Hey all sage DB owners.

Shopping for a few bits ready for Xmas day, one of them being a tamper.

Have read the stock baskets are pretty good (so may not need a vst straight off the bat) but wondered on basket sizes for a tamper.

If I purchase a 58.4 or 58.55 will this fit in a stock?

Just thinking back to my first gaggia classic the stock baskets I got with it were very tight with a 58.4

Thanks all


----------



## catpuccino (Jan 5, 2019)

I'm not sure (a Sage owner will come by soon I'm sure), only thing I'd say is if you think you might want to upgrade to an IMS or VST basket on the near future, consider doing it now and buying a tamper to match. Especially as .4/.55 tampers tend to be a little more expensive than 58, so no point spending money on a 58 that'll soon become obsolete.

Edit: doubly so as there are a few precision tampers in the for sale section at the moment.


----------



## joey24dirt (Jan 28, 2017)

I think the stock may be tapered slightly (I'll dig mine out) which makes it tricky to get anything too precise.

As mentioned, the IMS and VST baskets are more precise, so if you're looking to add precision tamper to your arsenal, then maybe grab a basket too. 58.4 or .5 would be fine.

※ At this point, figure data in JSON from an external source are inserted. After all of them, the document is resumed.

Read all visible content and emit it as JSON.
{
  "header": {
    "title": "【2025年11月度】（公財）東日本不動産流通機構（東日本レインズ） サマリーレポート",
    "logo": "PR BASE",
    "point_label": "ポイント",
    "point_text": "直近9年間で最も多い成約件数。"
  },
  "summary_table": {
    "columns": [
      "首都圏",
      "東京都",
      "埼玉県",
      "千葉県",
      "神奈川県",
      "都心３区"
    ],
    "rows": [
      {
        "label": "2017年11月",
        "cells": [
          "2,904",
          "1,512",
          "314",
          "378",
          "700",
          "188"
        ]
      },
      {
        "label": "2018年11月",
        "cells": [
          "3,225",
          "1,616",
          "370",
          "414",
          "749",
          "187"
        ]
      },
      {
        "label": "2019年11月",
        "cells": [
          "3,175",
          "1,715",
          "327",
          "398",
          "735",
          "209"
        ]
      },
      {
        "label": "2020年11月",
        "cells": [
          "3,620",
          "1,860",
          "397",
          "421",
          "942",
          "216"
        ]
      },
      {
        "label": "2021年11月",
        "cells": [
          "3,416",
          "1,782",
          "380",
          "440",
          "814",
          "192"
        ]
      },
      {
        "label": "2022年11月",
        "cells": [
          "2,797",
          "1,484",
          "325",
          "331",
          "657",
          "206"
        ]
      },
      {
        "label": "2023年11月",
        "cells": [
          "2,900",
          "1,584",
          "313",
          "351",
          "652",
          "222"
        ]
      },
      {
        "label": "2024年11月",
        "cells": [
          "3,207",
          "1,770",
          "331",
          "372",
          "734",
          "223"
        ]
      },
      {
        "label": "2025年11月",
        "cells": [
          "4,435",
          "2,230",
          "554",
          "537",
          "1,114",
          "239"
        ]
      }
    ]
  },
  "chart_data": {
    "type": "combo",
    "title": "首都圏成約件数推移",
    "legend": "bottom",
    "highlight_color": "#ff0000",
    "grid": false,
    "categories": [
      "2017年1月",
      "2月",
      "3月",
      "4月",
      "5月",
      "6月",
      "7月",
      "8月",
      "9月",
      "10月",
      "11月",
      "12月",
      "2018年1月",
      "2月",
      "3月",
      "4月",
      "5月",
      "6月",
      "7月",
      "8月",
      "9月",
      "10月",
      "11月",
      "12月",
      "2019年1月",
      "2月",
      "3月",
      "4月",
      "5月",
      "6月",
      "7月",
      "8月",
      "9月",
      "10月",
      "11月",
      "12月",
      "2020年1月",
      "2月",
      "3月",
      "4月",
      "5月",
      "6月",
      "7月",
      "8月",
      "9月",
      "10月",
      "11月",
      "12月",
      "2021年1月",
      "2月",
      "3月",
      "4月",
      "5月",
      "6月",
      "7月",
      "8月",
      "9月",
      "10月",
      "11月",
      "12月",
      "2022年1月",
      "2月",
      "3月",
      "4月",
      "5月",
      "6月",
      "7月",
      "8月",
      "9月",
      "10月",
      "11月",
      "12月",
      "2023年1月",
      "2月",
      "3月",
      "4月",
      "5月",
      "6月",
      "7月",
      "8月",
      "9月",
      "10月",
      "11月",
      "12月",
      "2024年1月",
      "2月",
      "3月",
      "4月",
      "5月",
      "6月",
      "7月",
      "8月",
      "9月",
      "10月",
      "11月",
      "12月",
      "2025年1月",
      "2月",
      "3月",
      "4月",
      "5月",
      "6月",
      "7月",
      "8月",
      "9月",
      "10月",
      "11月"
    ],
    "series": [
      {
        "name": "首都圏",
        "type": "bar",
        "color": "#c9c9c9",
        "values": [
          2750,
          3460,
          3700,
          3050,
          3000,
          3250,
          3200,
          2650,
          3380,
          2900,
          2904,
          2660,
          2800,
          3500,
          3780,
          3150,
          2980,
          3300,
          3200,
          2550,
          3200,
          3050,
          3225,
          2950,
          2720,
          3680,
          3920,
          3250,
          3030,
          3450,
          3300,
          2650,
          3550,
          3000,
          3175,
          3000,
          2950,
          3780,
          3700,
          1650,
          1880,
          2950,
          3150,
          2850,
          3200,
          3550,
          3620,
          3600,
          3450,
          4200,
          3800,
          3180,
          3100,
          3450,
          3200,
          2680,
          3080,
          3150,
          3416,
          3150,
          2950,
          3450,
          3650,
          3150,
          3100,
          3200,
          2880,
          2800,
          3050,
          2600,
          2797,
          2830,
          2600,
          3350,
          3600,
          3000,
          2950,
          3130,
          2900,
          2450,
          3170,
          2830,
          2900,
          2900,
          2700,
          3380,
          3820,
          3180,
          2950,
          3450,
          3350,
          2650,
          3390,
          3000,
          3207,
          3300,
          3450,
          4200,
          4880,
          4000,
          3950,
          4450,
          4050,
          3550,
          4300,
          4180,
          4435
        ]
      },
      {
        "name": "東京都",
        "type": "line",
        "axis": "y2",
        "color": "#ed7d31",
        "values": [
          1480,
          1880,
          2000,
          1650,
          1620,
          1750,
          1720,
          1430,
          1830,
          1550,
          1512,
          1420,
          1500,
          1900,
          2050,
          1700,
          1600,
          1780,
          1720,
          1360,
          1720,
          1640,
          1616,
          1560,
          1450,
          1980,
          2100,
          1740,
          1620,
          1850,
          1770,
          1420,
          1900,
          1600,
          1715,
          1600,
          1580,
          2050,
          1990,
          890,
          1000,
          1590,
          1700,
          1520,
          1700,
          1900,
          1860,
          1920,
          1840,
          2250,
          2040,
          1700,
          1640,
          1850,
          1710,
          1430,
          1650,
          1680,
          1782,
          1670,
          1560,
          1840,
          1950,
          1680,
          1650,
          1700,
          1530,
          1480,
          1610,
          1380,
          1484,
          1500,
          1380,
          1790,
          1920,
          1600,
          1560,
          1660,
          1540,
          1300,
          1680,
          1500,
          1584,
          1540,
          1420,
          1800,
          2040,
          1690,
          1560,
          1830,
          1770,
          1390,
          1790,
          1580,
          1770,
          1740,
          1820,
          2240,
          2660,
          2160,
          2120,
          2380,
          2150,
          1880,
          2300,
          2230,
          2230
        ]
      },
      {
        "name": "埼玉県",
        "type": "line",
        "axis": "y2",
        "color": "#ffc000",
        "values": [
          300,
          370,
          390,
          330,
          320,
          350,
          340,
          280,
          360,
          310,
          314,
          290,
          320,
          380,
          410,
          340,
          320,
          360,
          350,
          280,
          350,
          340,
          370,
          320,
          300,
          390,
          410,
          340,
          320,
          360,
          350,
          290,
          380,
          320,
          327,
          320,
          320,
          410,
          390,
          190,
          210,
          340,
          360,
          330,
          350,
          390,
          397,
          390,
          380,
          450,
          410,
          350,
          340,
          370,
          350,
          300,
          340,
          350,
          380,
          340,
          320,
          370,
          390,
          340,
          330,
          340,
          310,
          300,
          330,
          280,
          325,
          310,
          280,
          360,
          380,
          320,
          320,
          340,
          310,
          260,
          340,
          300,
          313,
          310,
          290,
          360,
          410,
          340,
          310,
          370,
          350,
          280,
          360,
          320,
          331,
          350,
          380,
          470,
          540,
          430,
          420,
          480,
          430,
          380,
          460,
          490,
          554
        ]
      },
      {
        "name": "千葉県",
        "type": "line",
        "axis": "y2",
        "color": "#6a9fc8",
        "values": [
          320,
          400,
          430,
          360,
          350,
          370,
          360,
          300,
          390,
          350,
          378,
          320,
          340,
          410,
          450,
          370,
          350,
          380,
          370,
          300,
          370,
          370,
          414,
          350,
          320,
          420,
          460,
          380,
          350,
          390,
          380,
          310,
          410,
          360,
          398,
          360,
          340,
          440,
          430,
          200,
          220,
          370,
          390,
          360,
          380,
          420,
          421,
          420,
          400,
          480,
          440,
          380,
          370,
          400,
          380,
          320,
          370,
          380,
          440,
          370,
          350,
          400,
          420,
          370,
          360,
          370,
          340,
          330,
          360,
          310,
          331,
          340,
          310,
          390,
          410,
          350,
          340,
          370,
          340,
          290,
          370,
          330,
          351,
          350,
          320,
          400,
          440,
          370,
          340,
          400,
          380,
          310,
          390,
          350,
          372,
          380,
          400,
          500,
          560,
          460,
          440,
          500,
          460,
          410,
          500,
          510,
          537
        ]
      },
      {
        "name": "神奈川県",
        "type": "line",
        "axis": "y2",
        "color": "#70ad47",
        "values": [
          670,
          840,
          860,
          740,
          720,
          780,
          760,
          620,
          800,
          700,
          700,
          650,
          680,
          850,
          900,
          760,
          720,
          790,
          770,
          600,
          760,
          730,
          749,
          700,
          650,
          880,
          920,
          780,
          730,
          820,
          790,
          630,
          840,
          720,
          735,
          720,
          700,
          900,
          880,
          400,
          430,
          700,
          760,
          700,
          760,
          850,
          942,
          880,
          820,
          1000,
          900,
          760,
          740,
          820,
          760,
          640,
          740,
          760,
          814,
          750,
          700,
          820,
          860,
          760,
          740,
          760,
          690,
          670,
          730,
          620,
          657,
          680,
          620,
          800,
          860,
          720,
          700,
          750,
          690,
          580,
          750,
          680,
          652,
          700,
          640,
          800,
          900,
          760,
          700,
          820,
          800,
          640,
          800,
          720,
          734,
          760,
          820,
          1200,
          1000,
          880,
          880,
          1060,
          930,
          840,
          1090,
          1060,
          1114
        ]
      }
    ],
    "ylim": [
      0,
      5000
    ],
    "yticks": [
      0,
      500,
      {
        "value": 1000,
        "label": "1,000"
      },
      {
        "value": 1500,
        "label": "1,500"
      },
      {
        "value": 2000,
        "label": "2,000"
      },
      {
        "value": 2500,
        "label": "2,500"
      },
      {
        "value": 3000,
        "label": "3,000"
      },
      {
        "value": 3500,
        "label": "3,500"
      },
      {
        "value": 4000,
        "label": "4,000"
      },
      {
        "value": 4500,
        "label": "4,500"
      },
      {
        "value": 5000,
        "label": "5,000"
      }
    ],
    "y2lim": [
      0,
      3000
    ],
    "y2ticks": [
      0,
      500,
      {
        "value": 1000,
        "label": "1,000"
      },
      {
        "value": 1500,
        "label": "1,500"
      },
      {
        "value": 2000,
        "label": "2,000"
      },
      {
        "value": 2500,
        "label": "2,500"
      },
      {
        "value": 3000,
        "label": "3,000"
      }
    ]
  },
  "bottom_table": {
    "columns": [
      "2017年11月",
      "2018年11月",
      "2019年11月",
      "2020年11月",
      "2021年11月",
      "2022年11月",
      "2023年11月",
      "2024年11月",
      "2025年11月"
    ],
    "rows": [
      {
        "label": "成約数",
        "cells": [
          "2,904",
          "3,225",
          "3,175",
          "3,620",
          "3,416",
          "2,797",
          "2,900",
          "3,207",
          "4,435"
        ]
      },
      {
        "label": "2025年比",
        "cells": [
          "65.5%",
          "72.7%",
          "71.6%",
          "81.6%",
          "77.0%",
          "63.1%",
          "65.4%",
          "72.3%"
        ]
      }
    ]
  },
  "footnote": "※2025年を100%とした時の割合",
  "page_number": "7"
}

If you can taste the difference between either, then hats off to you 

Sent from my iPhone using Tapatalk


----------



## truegrace (Jan 29, 2014)

Thanks, may just buy a vst anyway. Gonna pop into rave this week and see if they stock the torrs in the shop they have on the website to take a look, or purchase one of coffeechaps


----------



## jayjayem (Dec 13, 2018)

I use a 58.5 tamper with both a 15g VST basket and the stock sage basket. The VST is an ever so slightly tighter fit than the stock, but the tamper works well with both.

Sent from my ONEPLUS A6013 using Tapatalk


----------



## truegrace (Jan 29, 2014)

jayjayem said:


> I use a 58.5 tamper with both a 15g VST basket and the stock sage basket. The VST is an ever so slightly tighter fit than the stock, but the tamper works well with both.
> 
> Sent from my ONEPLUS A6013 using Tapatalk


 Cool, thanks


----------